El tráfico estaba detenido en la Segunda Avenida. Kate y Willie se desviaron por el East Village.

Kate tuvo la ocasión de visitar los lugares que Elena y ella habían conocido juntas. Media docena de cafeterías polacas con carteles de los años cincuenta. Su preferida era Veselka, donde una taza de café servía de colofón de unas raciones enormes de pirozhki de queso y patata bañados con cebollas fritas y un montón de crema agria; el St.

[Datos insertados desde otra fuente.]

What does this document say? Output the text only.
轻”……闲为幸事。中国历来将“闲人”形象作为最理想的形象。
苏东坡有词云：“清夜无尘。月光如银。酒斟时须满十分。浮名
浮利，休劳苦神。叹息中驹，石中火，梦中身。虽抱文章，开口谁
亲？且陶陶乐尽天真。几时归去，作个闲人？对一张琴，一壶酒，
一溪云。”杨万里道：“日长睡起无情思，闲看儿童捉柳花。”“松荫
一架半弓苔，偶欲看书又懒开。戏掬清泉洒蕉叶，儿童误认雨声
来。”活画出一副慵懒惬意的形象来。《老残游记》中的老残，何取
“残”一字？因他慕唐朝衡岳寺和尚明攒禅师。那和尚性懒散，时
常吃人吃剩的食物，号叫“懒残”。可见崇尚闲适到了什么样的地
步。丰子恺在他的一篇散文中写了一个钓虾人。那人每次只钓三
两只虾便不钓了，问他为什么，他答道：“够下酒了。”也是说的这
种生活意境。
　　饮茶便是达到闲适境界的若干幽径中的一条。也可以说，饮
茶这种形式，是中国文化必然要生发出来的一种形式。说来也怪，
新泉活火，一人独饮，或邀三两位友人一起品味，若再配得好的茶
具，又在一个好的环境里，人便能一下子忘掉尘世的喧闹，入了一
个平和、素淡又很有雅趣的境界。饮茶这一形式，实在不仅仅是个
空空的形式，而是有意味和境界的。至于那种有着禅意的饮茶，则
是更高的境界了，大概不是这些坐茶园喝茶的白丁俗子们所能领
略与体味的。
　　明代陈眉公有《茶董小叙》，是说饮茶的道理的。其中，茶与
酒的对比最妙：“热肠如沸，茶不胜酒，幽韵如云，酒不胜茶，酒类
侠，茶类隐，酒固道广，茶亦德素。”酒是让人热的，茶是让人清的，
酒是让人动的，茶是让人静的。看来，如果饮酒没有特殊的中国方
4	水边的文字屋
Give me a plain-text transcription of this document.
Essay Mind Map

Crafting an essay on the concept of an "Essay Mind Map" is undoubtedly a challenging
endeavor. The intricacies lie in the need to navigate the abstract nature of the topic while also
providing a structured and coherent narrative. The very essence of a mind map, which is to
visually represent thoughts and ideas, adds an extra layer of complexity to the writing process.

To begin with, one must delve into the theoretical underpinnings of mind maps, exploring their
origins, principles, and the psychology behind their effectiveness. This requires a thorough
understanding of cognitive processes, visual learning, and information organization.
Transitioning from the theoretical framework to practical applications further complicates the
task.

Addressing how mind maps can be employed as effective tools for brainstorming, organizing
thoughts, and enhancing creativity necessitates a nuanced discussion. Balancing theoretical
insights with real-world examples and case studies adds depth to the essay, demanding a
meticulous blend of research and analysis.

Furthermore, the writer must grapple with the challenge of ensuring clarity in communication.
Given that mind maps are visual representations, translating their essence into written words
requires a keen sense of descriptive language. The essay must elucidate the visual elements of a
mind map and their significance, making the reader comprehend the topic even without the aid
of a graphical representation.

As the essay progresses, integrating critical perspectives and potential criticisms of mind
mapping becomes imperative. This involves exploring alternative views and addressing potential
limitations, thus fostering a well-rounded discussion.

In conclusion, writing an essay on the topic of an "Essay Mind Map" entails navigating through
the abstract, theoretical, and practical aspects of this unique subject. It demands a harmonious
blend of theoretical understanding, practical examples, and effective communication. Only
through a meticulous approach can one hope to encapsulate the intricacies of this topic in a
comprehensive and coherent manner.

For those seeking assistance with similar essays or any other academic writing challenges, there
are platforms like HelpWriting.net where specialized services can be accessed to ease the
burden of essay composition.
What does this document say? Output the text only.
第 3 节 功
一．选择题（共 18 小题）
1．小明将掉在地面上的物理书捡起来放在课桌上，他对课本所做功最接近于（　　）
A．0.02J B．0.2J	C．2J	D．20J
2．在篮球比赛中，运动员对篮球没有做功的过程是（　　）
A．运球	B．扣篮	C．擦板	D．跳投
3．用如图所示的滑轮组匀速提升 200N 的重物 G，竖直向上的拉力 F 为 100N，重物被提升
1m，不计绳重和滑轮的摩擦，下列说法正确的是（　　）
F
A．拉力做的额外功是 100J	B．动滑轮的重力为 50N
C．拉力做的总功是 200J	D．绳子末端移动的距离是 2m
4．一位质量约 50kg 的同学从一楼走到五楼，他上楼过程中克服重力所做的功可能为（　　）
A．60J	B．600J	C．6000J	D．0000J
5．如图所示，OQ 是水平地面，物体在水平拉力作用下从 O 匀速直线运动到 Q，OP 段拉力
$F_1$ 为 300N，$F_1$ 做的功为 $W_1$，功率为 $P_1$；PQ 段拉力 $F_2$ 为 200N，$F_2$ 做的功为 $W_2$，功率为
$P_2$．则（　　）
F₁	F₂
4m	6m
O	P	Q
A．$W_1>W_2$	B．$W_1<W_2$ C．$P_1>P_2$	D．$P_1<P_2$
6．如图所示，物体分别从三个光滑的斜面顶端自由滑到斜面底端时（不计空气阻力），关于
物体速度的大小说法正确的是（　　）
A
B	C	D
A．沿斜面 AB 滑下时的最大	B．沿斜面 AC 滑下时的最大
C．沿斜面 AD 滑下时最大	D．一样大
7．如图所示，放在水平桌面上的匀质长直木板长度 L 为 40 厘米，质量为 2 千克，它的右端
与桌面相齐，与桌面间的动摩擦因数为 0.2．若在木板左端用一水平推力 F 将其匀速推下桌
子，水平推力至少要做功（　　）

Mark's Café, un local para beatniks nuevos y viejos con sus perillas ralas y los brazos delgados y tatuados. Cuántos lugares, cuántos recuerdos.

Al final, dos manzanas al norte de la esquina de Elena, Kate consiguió girar a la derecha en la Octava, y el tráfico era menos denso. Desde ahí faltaba poco, sólo cuatro manzanas, pero el paisaje cambiaba como si un editor de películas hubiera pegado dos mundos distintos. Aquí lo polaco dejaba paso a lo hispano.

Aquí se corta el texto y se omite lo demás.